The number one topic of 2021 is hybrid teams.


I was speaking to an old friend last week who is the CEO of a Tech Start-Up, we discussed new ideas and plans for office spaces, hybrid teams and the future of the workplace. Their business is based in Melbourne and experienced the full impact of COVID like many parts of Australia. They let go of their office space in March last year, luckily having their lease up for negotiation at that time. They are only now coming back together, but instead of an office of their own, they are using a shared workspace for their team of 14, leasing 8 chairs a day. They are currently working through how they will collaborate, connect and work in this new world.

Man working remotely on couch in city

In this conversation with the CEO, the topic of discussion was office spaces, hybrid teams and how work happens, and how to support productive, high-performing, hybrid teams. Getting the balance right in terms of paying for office space, when it is empty, but also allowing space and time for face-to-face collaboration can be a juggle. It is about getting the balance right. On one hand, you have to consider overhead expenses for a half-empty office space and on the other, you need to provide the right space and allocate time for face-to-face collaboration.


So, how do you create a high-performing culture when not everyone is in the office?
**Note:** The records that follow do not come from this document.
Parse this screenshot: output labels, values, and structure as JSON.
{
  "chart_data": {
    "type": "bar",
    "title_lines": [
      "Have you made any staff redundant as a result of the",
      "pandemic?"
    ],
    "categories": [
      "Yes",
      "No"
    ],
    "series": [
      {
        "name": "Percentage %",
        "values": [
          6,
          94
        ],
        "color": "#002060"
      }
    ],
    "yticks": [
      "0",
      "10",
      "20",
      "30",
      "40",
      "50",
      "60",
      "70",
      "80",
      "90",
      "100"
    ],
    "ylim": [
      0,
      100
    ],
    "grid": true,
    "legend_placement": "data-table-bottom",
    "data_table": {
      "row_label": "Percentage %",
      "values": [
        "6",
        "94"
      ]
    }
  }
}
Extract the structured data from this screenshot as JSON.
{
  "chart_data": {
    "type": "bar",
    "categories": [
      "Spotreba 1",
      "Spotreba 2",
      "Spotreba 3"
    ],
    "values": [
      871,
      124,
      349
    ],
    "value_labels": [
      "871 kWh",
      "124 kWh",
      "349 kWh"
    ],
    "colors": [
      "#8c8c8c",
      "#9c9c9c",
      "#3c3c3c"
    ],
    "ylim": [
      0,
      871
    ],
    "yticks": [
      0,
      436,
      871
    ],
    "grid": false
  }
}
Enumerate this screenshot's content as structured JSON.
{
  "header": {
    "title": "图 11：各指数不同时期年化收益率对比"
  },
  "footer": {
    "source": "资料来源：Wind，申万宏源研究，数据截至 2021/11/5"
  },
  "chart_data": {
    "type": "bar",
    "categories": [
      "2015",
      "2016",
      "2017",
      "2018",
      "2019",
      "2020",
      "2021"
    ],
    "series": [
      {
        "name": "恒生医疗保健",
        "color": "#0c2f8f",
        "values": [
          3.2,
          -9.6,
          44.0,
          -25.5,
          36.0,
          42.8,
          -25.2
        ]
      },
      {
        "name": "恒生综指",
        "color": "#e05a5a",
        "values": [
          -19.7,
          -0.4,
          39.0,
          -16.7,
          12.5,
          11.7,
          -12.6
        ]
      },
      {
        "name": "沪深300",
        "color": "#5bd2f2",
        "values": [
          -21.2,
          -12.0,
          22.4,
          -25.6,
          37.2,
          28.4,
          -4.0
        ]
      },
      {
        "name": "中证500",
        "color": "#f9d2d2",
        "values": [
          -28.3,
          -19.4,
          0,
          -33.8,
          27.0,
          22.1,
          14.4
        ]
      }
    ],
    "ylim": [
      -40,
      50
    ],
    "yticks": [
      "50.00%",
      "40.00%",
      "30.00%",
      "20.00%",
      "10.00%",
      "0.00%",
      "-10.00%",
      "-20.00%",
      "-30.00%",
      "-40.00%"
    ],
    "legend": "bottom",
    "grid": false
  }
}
With some team members working face to face and others set up remotely, it can be a challenge to engage the team equally and ensure that there is visibility, and everyone is productive. So, how do you get your team collaborating? We know that the benefits help people learn and grow, solve problems as well as innovate.


Can you still drive forward collectively when they don’t see each other all the time?


A recent HBR article cited that we are “seeing a once-in-a-lifetime opportunity to reset work using a hybrid model—one that, if we can get it right, will allow us to make our work lives more purposeful, productive, agile, and flexible.” So, this sounds like a win-win, right? However, there is a bit of work to get done to get this right.


Women working remotely from cafe with coffee

Culture

As the old saying goes, culture eats strategy for breakfast. The companies that had already focused on culture were able to adapt and fall back on their values when times get tough.


One of my clients JVAT is a great example of this, they grew 50% through COVID-19 which is a testament to their leadership and culture through challenging times. They had the opposite problem where most if not all of the team wanted to come back into the office, they had to implement a roster system to meet the sq metre restrictions imposed in Melbourne.